By Jeffrey Dastin
(Reuters) – The outcome of Amazon.com Inc’s fourth union election this year is expected as early as Tuesday, when U.S. labor board officials begin counting ballots that workers in an upstate New York warehouse submitted over the past week.
At ALB1, the retailer’s fulfillment center in Castleton-on-Hudson, hundreds of employees had the chance to decide whether to join the Amazon Labor Union. Led by former Amazon employee Christian Smalls, the ALU by April won a majority vote to form the retailer’s first-ever U.S. union, in the New York City borough of Staten Island.
It then lost an attempt to unionize a second facility in New York hardly a month later. The longer-established Retail, Wholesale and Department Store Union also was unable to organize an Amazon warehouse in Alabama this year, though that result is not yet final.
The ALU is now heading in to the fourth Amazon union vote count this year after tackling various challenges. It faced some internal dissent and is awaiting certification of its initial Staten Island win, pending a U.S. labor board director’s review of objections by Amazon. It cannot collectively bargain until then.
Unionizing Amazon has long been a goal for the U.S. labor movement seeking to represent staff at America’s second-largest private employer after Walmart Inc and aiming to stem practices some workers have criticized, such as productivity tracking. A second victory would give the ALU momentum to organize still more facilities.
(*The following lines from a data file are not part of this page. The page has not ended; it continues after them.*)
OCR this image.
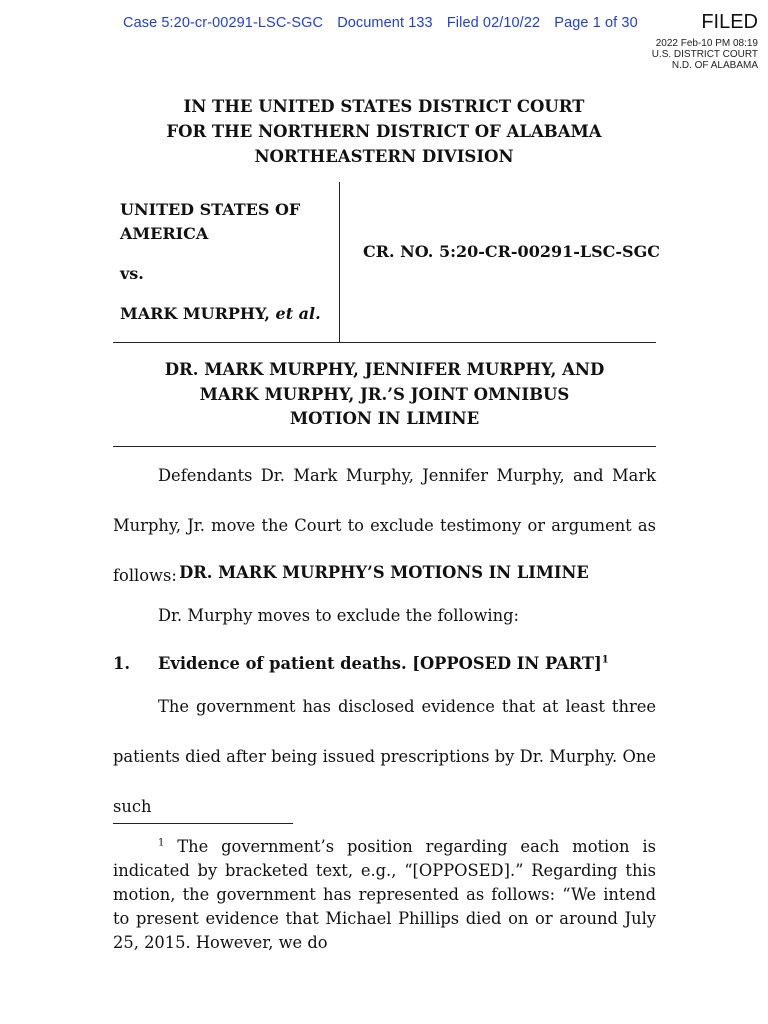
Case 5:20-cr-00291-LSC-SGC Document 133 Filed 02/10/22 Page 1 of 30	FILED
2022 Feb-10 PM 08:19
U.S. DISTRICT COURT
N.D. OF ALABAMA
IN THE UNITED STATES DISTRICT COURT
FOR THE NORTHERN DISTRICT OF ALABAMA
NORTHEASTERN DIVISION
UNITED STATES OF AMERICA
vs.
MARK MURPHY, et al.
CR. NO. 5:20-CR-00291-LSC-SGC
DR. MARK MURPHY, JENNIFER MURPHY, AND
MARK MURPHY, JR.’S JOINT OMNIBUS
MOTION IN LIMINE
Defendants Dr. Mark Murphy, Jennifer Murphy, and Mark Murphy, Jr. move the Court to exclude testimony or argument as follows: DR. MARK MURPHY’S MOTIONS IN LIMINE
Dr. Murphy moves to exclude the following:
1. Evidence of patient deaths. [OPPOSED IN PART]$^1$
The government has disclosed evidence that at least three patients died after being issued prescriptions by Dr. Murphy. One such
$^1$ The government’s position regarding each motion is indicated by bracketed text, e.g., “[OPPOSED].” Regarding this motion, the government has represented as follows: “We intend to present evidence that Michael Phillips died on or around July 25, 2015. However, we do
A loss would revive skepticism about whether the ALU can rally workers whose employer has famously discouraged unionization. In the past year Amazon disparaged unions in bathroom signage as well as in workshops it required thousands of employees to attend.
Amazon recently raised its U.S. average starting pay for front-line staff as well, to more than $19 per hour from over $18; industrywide, median pay in the warehousing and storage sector was $18.38 as of May 2021, according to the U.S. Bureau of Labor Statistics.
The ALU is nonetheless riding a tide of increased union interest among workforces in corporate America after years of decline, bolstered by the pro-labor administration of U.S. President Joe Biden. Just this month, it petitioned to hold a union vote in an Amazon warehouse in Southern California, and it backed a staff protest of work conditions in Staten Island following a fire; Amazon suspended some workers afterward.
A simple majority of valid ballots submitted by Amazon workers will determine if the upstate-New York facility unionizes. It was not clear as of early Tuesday how many had voted.
The count is expected to commence at 10 a.m. EDT (1400 GMT).